Tulisan Jameson yang saya baca waktu itu diambil dari buku ternamanya, Postmodernism, or, The Cultural Logic of Late Capitalism (1991). Sesuai dengan campuran optimisme plus sinisme khas anak muda, saya langsung terpikat oleh diagnosis kritikus yang lahir pada 14 April 1934 ini, bahwa di hadapan logika budaya pascamodernisme, gaya-gaya estetika masa lampau yang pernah mampu menampilkan kesejarahan sejati dari konteks produksinya (historicity) telah kehilangan arti. Sebab, melalui proses komodifikasi mendunia, gaya-gaya ini telah menjadi “kutipan” belaka (pastiche). Apa yang sering diingarbingarkan di kelas ekonomi maupun sosiologi sebagai “globalisasi” ternyata hanya proses universalisasi pasar kapitalis. Pada waktu itu, diagnosis Jameson membantu saya mulai memahami lingkungan hidup baru saya, antara lain mengapa kota Seattle yang penuh dengan simbol-simbol dan orang-orang (yang mengaku) progresif malah memiliki tingkat ketimpangan ekonomi yang tinggi, terutama dalam bidang ruang hidup.
Membaca Jameson juga mengajari saya bahwa memiliki sikap kritis saja tidak cukup. Apabila harus memilih satu kata yang paling penting dari pemikiran Jameson, menurut saya itu bukanlah “kapitalisme” atau “kelas”. Kata itu adalah: utopia. Berbeda dari kritikus-kritikus antikapitalis yang cenderung menekankan bagaimana kapitalisme menyerap dan menyusup ke dalam pori-pori kehidupan masa kini, Jameson menunjukkan bahwa karya-karya budaya harus dibaca secara dialektis: di satu sisi mengemban jejak-jejak ideologi kapitalis, di sisi lain mengisyaratkan bahwa dunia lain, di mana kebengisan dan kerakusan modal tidak lagi merajalela, masih mungkin. Tengok saja buku The Political Unconscious: Narrative as a Socially Symbolic Act (1981).
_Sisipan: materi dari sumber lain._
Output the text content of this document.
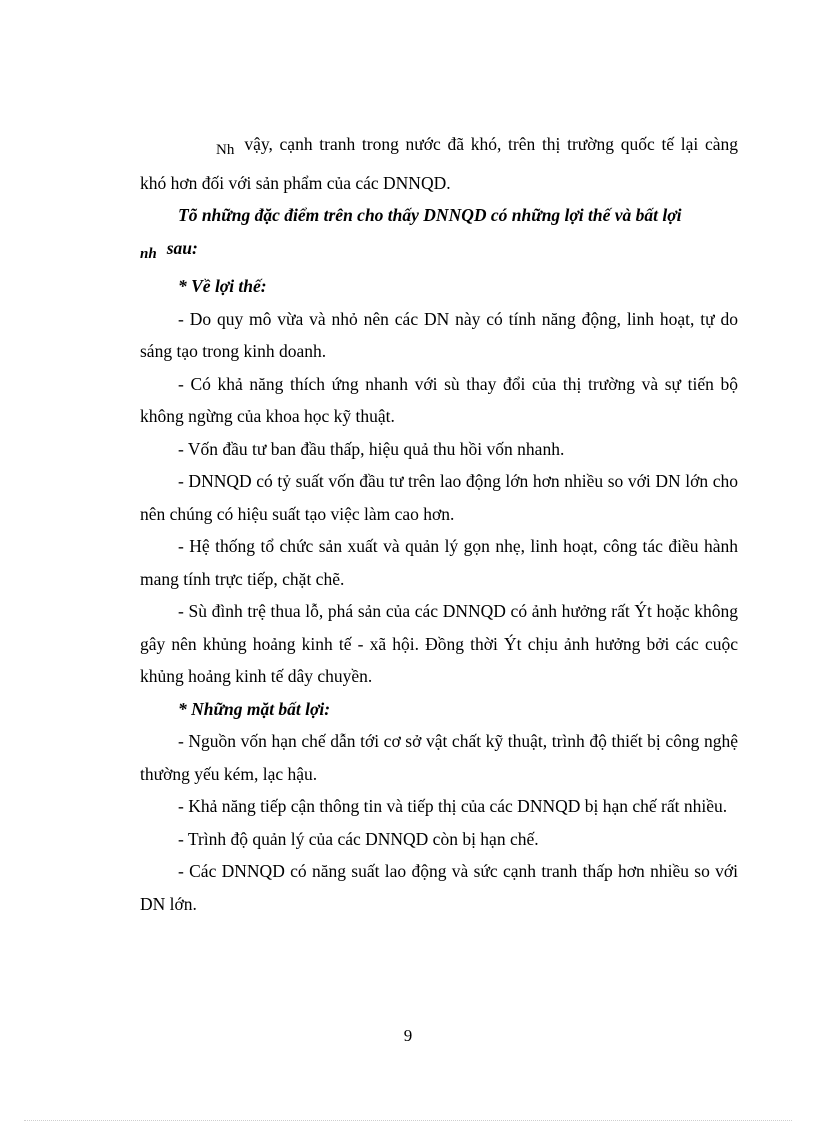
Nh vậy, cạnh tranh trong nước đã khó, trên thị trường quốc tế lại càng khó hơn đối với sản phẩm của các DNNQD.

Tõ những đặc điểm trên cho thấy DNNQD có những lợi thế và bất lợi
nh sau:

* Về lợi thế:

- Do quy mô vừa và nhỏ nên các DN này có tính năng động, linh hoạt, tự do sáng tạo trong kinh doanh.

- Có khả năng thích ứng nhanh với sù thay đổi của thị trường và sự tiến bộ không ngừng của khoa học kỹ thuật.

- Vốn đầu tư ban đầu thấp, hiệu quả thu hồi vốn nhanh.

- DNNQD có tỷ suất vốn đầu tư trên lao động lớn hơn nhiều so với DN lớn cho nên chúng có hiệu suất tạo việc làm cao hơn.

- Hệ thống tổ chức sản xuất và quản lý gọn nhẹ, linh hoạt, công tác điều hành mang tính trực tiếp, chặt chẽ.

- Sù đình trệ thua lỗ, phá sản của các DNNQD có ảnh hưởng rất Ýt hoặc không gây nên khủng hoảng kinh tế - xã hội. Đồng thời Ýt chịu ảnh hưởng bởi các cuộc khủng hoảng kinh tế dây chuyền.

* Những mặt bất lợi:

- Nguồn vốn hạn chế dẫn tới cơ sở vật chất kỹ thuật, trình độ thiết bị công nghệ thường yếu kém, lạc hậu.

- Khả năng tiếp cận thông tin và tiếp thị của các DNNQD bị hạn chế rất nhiều.

- Trình độ quản lý của các DNNQD còn bị hạn chế.

- Các DNNQD có năng suất lao động và sức cạnh tranh thấp hơn nhiều so với DN lớn.

9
Di sana Jameson menjelaskan bagaimana karya sastra Eropa yang pada pandangan pertama mudah dianggap borjuis dan imperialis—novel-novel Honoré de Balzac, George Gissing, Joseph Conrad, dan lain-lain—tetap mampu memancarkan unsur-unsur utopis.
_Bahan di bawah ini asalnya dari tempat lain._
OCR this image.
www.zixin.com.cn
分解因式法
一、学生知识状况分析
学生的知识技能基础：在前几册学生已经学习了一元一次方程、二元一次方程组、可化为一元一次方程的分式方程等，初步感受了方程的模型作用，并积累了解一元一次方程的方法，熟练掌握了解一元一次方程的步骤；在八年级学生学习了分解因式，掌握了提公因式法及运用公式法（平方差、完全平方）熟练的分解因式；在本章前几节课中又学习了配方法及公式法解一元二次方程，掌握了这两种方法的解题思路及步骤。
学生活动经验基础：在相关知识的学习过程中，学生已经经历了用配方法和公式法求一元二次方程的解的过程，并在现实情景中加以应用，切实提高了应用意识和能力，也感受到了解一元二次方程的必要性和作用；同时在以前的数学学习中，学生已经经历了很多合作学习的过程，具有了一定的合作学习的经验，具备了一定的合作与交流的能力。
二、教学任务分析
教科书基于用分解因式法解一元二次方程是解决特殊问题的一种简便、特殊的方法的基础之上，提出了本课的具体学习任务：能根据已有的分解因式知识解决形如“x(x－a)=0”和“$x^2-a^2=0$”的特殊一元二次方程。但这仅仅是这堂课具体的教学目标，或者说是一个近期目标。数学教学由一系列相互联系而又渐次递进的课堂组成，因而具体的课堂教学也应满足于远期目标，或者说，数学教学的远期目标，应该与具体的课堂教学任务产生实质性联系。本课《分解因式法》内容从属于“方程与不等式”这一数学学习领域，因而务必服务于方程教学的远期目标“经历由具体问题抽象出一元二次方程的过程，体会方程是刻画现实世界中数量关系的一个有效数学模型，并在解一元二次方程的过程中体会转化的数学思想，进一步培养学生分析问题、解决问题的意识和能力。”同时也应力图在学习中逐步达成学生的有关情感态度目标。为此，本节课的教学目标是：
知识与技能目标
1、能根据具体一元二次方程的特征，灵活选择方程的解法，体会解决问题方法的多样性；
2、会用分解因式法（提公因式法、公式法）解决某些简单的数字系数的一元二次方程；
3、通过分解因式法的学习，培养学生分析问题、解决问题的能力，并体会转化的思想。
Jameson menjelaskan soal cara berpikir biner, yaitu anggapan bahwa karya-karya budaya itu antara terlepas dari kondisi produksinya atau semata-mata mencerminkan kondisi tersebut. Menurutnya itu sama-sama hasil pemikiran idealis yang tereifikasi. Mengapa? Karena absen dari kedua pilihan tersebut adalah kehadiran kontradiksi. Kesalahan pertama yaitu kesalahan model strukturalis, mengosongkan agensi manusia sebagai produsen dan menempatkannya di alam ide-ide abstrak; sementara kesalahan kedua yaitu kesalahan materialisme vulgar, memisahkan manusia dari matter itu sendiri seolah-olah bukan bagian dari alamnya. Di sinilah letak kekhasan pendekatan Jameson, di penekanannya yang tanpa kompromi bahwa hubungan antara realitas ekonomi dan manusia bukannya harmonis malah penuh dengan kontradiksi. Karena timbulnya kontradiksi inilah ada harapan dan kemungkinan untuk perubahan.
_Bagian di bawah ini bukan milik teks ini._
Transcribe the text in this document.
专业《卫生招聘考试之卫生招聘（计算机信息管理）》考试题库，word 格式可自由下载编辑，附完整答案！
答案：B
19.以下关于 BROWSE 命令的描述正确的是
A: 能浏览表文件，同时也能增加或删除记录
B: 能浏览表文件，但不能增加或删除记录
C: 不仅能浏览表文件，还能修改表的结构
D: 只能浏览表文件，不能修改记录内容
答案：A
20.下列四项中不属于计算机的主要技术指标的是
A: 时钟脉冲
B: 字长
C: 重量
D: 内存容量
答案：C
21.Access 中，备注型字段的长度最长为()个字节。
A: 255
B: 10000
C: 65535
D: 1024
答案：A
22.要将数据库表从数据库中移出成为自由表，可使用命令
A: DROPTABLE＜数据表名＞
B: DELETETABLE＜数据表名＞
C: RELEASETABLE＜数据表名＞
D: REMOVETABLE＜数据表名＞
Dengan kata lain, utopia adalah cara kita menafsirkan karya-karya budaya itu sendiri. Apabila tafsiran menekankan pada bagaimana aspek-aspek tertentu suatu karya menyembunyikan dan menghaluskan keberadaan kontradiksi, maka kita sedang melakukan kritik ideologi. Apabila tafsiran melacak getaran-getaran kontradiksi di bawah permukaan tekstual yang tampak tenang dan jernih, kita sedang membuat kritik utopis. Bagi Jameson, analisis marxisme yang sejati harus cukup lincah, ulet, dan cerdik untuk bisa menjalankan dua fungsi ini, “hermeneutika negatif” dan “hermeneutika positif”, tafsiran yang intervensionis dan tafsiran yang antisipatoris, secara bersamaan. Jauh dari stereotipe bahwa kritik harus melulu penuh dengan kegaringan dan penghakiman, Jameson justru mengajarkan saya bahwa kritik marxisme yang sejati itu menyenangkan—penuh dengan gaya, berkobar-kobar, mengajak, menyegarkan, dan memberi semangat (hal yang sama telah ditunjukkan oleh penyair dan filsuf marxis dari Venezuela Ludovico Silva tentang Marx sendiri dalam Marx’s Literary Style). Inilah kerangka umum yang menurut saya bisa digunakan oleh peneliti Indonesia.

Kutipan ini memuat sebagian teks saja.